Tharisanam TV
- Country: Australia
- Broadcast area: Europe, Australasia, Middle East, North Africa

Programming
- Language: Tamil

Ownership
- Owner: Synergy Media Group

History
- Launched: January 2007
- Closed: 22 June 2008

= Tharisanam TV =

Tamil-language satellite TV channel

Tharisanam TV was a Tamil language satellite television channel. Its main audience were Sri Lankan Tamils living in Europe, Australia and the Middle East.

==Launch==
Tharisanam TV was initially launched on Thai Pongal day in January 2007 in Australasia, broadcasting via the Optus B3 satellite.

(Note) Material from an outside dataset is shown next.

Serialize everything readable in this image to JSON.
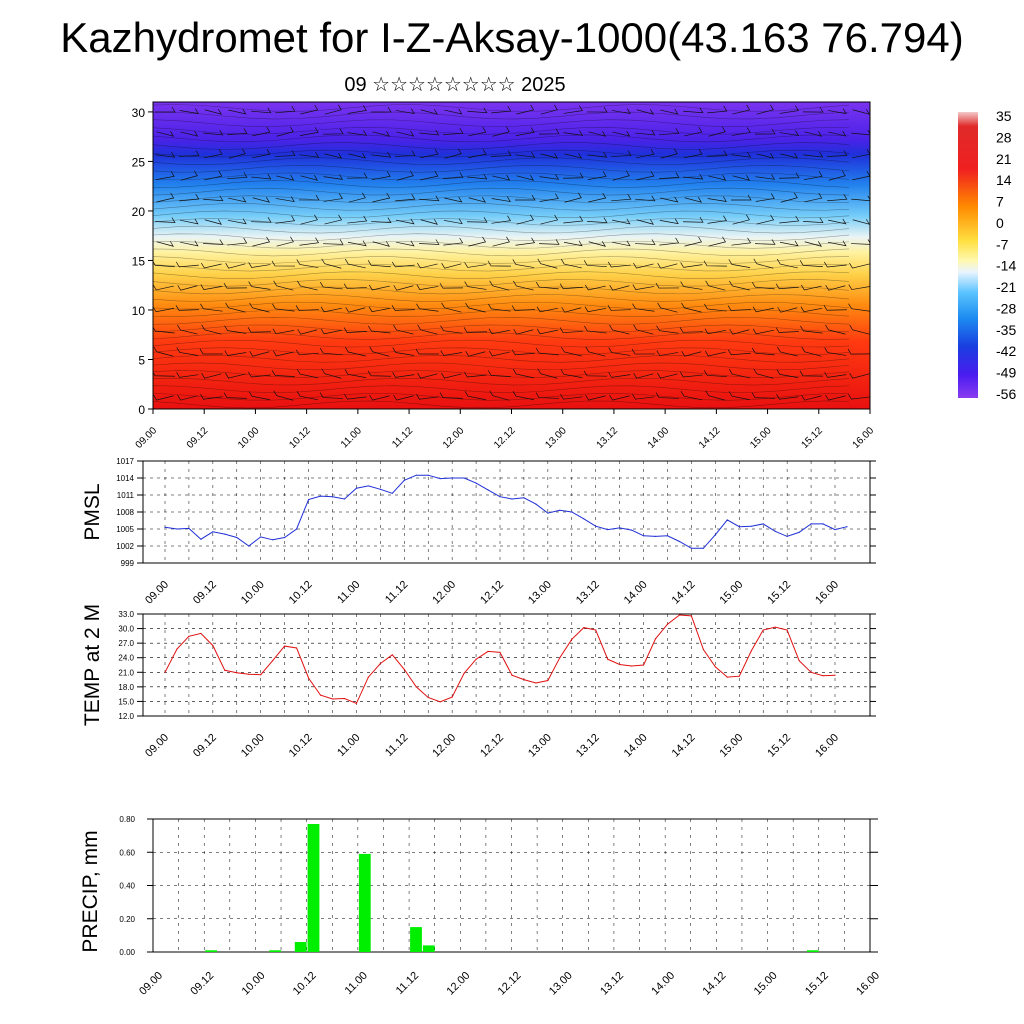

The channel started broadcasting in Europe, Middle East and North Africa via the Eutelsat's Hot Bird satellite on 21 May 2007. Initially the channel broadcast programmes from Makkal TV, a Tamil Nadu satellite channel.

==Closure==
Tharisanam's link to the Hotbird satellite was via an Israeli Satellite link company. The Sri Lankan government complained to the Israeli government because of Tharisanam's alleged links to the Tamil Tigers. The Israeli government exerted political pressure on the satlink company. Tharisanam ceased broadcasting on 22 June 2008 when the satlink company ceased relaying the channel.